« Pourquoi vous me regardez comme cela ? », nous interpelle Elody, regard caméra. Et de poursuivre : « vous avez l’air de chercher quelque chose… j’espère que ce n’est pas l’amour. Ce n’est pas ici que vous le trouverez. » En lettres d’un rose éclatant, s’inscrit le nom du club de strip-tease, à mon seul désir. Du nomdu dernier film de la cinéaste Lucie Borleteau dont on avait a déjà apprécié Fidelio ou l’Odyssée d’Alice… À mon seul désir, sixième toile, de la tapisserie médiévale La Dame à la licorne.
« Vous n’avez jamais été dans un club de strip-tease ? Mais vous en avez déjà eu envie. Au moins une fois… vous n’avez pas osé, c’est tout. » Celle qui a osé, qui veut faire un essai, c’est Manon, une jeune étudiante sans aucune expérience, qui plonge dans cet univers souterrain. Ce sont aussi les spectateurs qui, peut être, ont quelques idées préconçues voire quelques préjugés. Durant près de deux heures, Lucie Borleteau nous emmène dans ce club, nous faisant découvrir les coulisses, les spectacles et les corps des femmes. Corps effeuillés, lentement, car la lenteur captive l’auditoire ! Corps découverts par les yeux de Manon (Louise Chevillote) qui a choisi comme pseudo Aurore comme la Belle au bois dormant. Corps regardés par des hommes, émerveillés, subjugués qui, parfois, se paient en plus un « salon » : un moment en tête à tête avec Mia (Zita Hanrot), Elody (Laure Giappiconi), Savannah (Sieme Milady) ou Sati (Yuliya Abiss).
Libres et sans craintes
Toutes ont choisi ce qu’elles font, par curiosité. Parce que cela paye mieux qu’un emploi de caissière, parce qu’elles aiment être regardées pour se préparer à jouer sur d’autres scènes. Comme Mia, comédienne qui prépare le conservatoire et qui monte un soir un spectacle de strip-tease, sur un extrait de Platonov de Tchekhov. Elles sont joyeuses, s’entraident, se confient. Elles préparent leurs prestations, seules ou à deux, choisissant leur stripteaseuse comme on trouve son clown. Certaines sont très drôles. Elles se sentent libres, nous laissant libres de les observer sans voyeurisme. Sans crainte, elles se regardent dans les nombreux miroirs qui, dans leur loge, reflètent leurs dessous, orange, roses, rouges, leurs maquillages, leurs accessoires colorés, tout ce qui les rend belles et désirables. Et dans ces pièces, décorées avec soin, éclairées de tons chauds, on parle, on se donne des conseils, on rit. Rien de glauque.
La caméra d’Alexis Kavyrchine semble caresser les corps, superbement éclairés, que les spectateurs présents aimeraient bien approcher.
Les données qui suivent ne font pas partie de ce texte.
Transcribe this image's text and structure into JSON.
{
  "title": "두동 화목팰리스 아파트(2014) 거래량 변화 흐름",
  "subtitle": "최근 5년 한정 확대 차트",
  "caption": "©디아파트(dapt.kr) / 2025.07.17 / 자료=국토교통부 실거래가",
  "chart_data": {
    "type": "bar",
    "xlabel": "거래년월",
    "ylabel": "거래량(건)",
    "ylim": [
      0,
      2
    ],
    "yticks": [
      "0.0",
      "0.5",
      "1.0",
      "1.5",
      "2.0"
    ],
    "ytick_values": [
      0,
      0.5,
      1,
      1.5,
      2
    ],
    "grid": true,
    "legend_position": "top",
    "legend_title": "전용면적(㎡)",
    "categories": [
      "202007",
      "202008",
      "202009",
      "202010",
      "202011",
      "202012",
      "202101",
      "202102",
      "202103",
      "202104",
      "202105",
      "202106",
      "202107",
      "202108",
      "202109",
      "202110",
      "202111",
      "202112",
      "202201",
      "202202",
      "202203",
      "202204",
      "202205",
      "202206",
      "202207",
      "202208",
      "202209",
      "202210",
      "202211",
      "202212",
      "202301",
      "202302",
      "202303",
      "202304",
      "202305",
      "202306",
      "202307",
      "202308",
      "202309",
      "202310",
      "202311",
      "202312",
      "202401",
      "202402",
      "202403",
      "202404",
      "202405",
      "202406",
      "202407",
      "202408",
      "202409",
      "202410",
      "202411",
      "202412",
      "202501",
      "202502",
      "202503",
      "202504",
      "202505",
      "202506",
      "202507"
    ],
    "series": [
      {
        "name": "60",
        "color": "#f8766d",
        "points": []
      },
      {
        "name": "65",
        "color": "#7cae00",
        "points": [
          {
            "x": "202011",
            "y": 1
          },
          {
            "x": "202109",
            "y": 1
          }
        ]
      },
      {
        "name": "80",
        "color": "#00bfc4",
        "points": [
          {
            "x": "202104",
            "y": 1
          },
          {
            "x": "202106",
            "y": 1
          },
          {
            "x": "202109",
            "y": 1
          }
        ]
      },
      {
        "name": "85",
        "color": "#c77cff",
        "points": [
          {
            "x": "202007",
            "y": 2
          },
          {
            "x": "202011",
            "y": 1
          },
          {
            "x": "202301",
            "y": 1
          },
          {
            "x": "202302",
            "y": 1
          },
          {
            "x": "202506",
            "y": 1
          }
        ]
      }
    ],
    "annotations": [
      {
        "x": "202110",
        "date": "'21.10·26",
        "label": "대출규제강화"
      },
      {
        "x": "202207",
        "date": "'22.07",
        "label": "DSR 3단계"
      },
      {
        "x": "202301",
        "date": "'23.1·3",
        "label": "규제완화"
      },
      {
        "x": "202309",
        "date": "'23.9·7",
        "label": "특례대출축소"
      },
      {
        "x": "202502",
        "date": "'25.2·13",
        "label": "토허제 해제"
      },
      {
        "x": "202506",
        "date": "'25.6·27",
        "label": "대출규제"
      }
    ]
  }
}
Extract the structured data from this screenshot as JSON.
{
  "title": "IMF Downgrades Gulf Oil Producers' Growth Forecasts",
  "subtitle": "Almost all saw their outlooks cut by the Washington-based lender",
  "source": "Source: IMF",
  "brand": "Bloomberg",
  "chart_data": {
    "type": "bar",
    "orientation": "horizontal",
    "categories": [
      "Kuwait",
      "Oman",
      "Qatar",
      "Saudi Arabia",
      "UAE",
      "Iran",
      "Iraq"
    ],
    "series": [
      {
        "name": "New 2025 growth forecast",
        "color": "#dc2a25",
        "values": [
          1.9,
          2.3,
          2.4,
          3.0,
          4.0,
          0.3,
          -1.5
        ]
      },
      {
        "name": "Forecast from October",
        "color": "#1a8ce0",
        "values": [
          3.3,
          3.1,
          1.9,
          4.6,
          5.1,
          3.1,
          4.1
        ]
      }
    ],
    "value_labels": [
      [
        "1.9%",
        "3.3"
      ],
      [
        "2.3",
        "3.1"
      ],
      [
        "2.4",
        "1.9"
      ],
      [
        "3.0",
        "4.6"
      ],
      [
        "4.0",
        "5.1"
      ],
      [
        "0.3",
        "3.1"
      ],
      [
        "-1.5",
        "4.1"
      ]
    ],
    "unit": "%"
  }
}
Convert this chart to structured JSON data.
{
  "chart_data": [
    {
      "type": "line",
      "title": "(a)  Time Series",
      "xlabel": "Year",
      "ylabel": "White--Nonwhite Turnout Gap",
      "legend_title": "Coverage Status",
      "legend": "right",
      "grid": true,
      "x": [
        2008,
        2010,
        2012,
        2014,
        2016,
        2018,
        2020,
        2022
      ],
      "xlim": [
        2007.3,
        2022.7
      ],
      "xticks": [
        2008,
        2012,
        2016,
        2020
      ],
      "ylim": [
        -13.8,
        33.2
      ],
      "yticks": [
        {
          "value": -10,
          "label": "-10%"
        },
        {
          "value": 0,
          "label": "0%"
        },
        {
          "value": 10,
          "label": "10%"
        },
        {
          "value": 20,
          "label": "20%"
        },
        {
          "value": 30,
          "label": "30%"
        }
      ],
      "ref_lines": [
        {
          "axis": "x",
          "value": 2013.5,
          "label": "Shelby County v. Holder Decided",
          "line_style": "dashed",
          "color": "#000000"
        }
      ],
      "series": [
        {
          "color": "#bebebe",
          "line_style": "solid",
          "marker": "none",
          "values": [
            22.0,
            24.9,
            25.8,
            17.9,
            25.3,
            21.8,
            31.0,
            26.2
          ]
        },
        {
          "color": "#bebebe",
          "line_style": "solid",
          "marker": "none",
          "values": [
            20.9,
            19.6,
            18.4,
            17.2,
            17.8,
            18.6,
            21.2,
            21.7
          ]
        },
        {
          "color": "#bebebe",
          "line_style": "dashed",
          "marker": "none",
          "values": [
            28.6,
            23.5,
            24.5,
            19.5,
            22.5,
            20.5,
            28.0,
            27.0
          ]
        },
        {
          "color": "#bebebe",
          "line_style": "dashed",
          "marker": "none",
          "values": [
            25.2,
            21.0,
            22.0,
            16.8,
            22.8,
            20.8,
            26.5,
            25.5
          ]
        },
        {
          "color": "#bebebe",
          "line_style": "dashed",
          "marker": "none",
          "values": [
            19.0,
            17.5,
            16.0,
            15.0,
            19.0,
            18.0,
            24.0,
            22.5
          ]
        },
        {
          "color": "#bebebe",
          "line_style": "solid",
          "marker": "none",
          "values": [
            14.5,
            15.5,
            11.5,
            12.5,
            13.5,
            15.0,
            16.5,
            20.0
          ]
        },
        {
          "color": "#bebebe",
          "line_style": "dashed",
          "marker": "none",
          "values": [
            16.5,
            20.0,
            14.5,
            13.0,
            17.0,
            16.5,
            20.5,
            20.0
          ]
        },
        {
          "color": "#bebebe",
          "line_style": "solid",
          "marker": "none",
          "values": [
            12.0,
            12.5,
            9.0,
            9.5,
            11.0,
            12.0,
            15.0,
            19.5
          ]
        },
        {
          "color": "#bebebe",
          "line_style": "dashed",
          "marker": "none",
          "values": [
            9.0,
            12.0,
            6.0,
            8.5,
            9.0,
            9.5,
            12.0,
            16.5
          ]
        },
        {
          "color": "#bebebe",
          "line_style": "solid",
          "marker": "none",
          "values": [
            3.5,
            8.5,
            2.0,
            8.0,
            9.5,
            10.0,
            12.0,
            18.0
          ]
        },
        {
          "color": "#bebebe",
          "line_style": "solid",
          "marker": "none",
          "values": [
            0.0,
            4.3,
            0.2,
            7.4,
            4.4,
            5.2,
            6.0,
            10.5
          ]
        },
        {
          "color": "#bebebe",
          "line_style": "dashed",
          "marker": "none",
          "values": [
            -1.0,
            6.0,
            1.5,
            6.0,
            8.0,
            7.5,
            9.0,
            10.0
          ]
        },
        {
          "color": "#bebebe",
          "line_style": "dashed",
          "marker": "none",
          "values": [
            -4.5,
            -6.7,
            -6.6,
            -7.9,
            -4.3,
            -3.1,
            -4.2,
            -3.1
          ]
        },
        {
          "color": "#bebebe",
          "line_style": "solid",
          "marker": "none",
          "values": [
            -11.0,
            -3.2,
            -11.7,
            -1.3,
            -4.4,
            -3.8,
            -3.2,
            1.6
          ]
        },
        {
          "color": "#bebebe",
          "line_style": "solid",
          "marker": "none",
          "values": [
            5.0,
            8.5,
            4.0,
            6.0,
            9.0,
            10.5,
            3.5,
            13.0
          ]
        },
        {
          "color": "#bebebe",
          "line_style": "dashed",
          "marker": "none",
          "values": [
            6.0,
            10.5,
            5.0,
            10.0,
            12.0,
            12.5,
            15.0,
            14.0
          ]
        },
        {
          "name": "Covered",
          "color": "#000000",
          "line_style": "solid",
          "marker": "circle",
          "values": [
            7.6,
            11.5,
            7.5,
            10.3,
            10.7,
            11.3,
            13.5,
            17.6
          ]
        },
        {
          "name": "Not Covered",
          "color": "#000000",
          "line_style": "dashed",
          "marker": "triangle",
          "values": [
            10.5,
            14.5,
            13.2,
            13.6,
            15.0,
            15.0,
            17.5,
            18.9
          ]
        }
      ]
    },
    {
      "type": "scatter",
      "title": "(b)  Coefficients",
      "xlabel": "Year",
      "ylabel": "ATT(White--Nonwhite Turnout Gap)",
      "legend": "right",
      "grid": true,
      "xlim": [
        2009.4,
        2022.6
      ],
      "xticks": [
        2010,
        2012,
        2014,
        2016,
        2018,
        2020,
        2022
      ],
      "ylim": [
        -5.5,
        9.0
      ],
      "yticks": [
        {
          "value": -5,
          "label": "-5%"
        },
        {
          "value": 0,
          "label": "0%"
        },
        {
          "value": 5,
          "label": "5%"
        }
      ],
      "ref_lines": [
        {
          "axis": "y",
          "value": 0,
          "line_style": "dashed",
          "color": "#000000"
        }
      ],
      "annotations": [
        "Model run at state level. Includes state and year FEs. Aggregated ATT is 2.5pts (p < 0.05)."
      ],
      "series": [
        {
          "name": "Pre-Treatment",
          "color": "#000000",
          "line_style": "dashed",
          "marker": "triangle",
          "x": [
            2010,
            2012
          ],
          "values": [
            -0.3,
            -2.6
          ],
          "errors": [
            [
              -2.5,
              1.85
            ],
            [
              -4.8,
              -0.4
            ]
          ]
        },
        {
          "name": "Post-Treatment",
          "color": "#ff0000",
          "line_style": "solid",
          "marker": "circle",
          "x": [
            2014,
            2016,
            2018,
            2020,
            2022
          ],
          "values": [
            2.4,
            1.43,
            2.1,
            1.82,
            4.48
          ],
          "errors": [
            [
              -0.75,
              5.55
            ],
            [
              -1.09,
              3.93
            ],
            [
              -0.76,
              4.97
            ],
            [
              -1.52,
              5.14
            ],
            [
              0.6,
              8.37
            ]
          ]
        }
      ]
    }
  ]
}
La musique de Pierre Desprats ainsi que les chansons qui ponctuent le film dont celles de Rebeka Warrior participent de cette ambiance. Et malgré l’avertissement d’Elody au début du film, on peut trouver l’amour. Dans l’entrée du club, une reproduction de tableau de Courbet, Le Sommeil ou Les Deux amies, comme un signe. Aurore va tomber amoureuse, pour la première fois, de Mia. Et le film, choral au départ va ainsi nous conter l’histoire initiatique d’une femme, et d’une vie qui prend un autre tournant…
« À mon seul désir est une ode à la liberté (..). Je crois à un monde où les femmes peuvent prendre tous les risques sans être punies pour cela. Je suis pour un féminisme pro-choix, polyphonique, complexe. Je n’ai pas de leçon à donner. L’art est là pour rendre compte de la complexité du réel et pour nous faire nous poser des questions, nous bousculer, et, le cas échéant, nous faire changer d’avis. » Lucie Borleteau.
Sans doute est- ce chose faite…
ANNIE GAVA
À mon seul désir, deLucie Borleteau Sorti en salle le 5 avril
Ce film a été présenté en avant-première le 10 mars au Gyptis en présence de la réalisatrice et de Zita Hanrot. Une rencontre animée par Marie Hermann, éditrice et fondatrice de Hors D’atteinte, maison d’édition féministe.